For those who want to optimize their yield without dedicating too much time, Mentat Minds offers a simple, non-custodial, and secure solution, made possible by Substrate infrastructure. Three strategies are currently available:

  • Optimized Root: staking only on SN0, automatically selecting the best-performing validators.
  • Protected Alpha: same principle, but dividends are reinvested in top 15 subnet tokens. The initial capital is never exposed—only the yield is.
  • Alpha 5: a more aggressive strategy where 100% of TAO is exposed to subnet tokens from the top 5. High potential returns, but also a risk of capital loss if selected tokens drop.

Mentat Minds allows you to delegate TAO at any time, with no unstaking period and no loss of control over your wallet thanks to the proxy system. It is currently one of the most robust solutions for TAO holders.

To join Mentat Minds, here's an affiliate link proposed by Victor.crypto, feel free to use it to support his work.

3. The Active Approach: Manually Selecting Subnets

This approach consists of analyzing subnets individually to choose where to stake your TAO. It is the most time-consuming method but also potentially the most rewarding—provided you have strong risk management and can read subtle signals effectively.

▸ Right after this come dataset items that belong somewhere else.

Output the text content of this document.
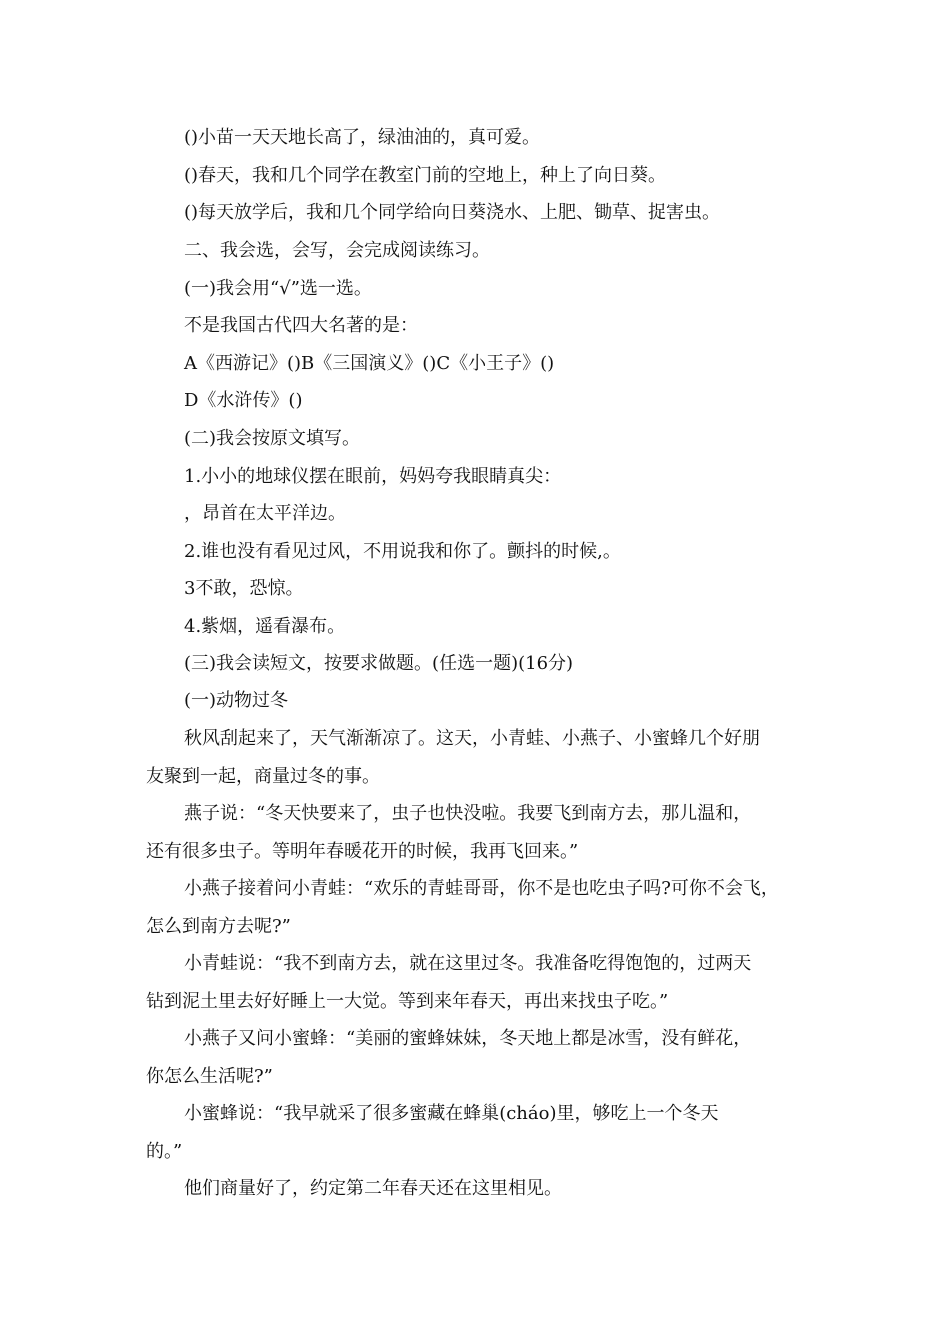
()小苗一天天地长高了，绿油油的，真可爱。
()春天，我和几个同学在教室门前的空地上，种上了向日葵。
()每天放学后，我和几个同学给向日葵浇水、上肥、锄草、捉害虫。
二、我会选，会写，会完成阅读练习。
(一)我会用“√”选一选。
不是我国古代四大名著的是：
A《西游记》()B《三国演义》()C《小王子》()
D《水浒传》()
(二)我会按原文填写。
1.小小的地球仪摆在眼前，妈妈夸我眼睛真尖：
，昂首在太平洋边。
2.谁也没有看见过风，不用说我和你了。颤抖的时候,。
3不敢，恐惊。
4.紫烟，遥看瀑布。
(三)我会读短文，按要求做题。(任选一题)(16分)
(一)动物过冬
秋风刮起来了，天气渐渐凉了。这天，小青蛙、小燕子、小蜜蜂几个好朋
友聚到一起，商量过冬的事。
燕子说：“冬天快要来了，虫子也快没啦。我要飞到南方去，那儿温和，
还有很多虫子。等明年春暖花开的时候，我再飞回来。”
小燕子接着问小青蛙：“欢乐的青蛙哥哥，你不是也吃虫子吗?可你不会飞，
怎么到南方去呢?”
小青蛙说：“我不到南方去，就在这里过冬。我准备吃得饱饱的，过两天
钻到泥土里去好好睡上一大觉。等到来年春天，再出来找虫子吃。”
小燕子又问小蜜蜂：“美丽的蜜蜂妹妹，冬天地上都是冰雪，没有鲜花，
你怎么生活呢?”
小蜜蜂说：“我早就采了很多蜜藏在蜂巢(cháo)里，够吃上一个冬天
的。”
他们商量好了，约定第二年春天还在这里相见。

Since subnet tokens face high selling pressure (due to emissions), only projects capable of generating real traction—or attracting significant community attention—manage to hold up over time. It is crucial to diversify, monitor subnet developments (Discord, X, roadmap), and be ready to adjust allocations.

Some tips if you choose this approach:

  • Invest only a small portion of your TAO in the most promising subnets.
  • Avoid overly opaque subnets or those whose tokens have already done a 5x without any tangible announcement.
  • Favor projects with real user traction or demonstrable short-term utility.
  • Stay active on Discord: valuable insights often circulate there well before X or official announcements.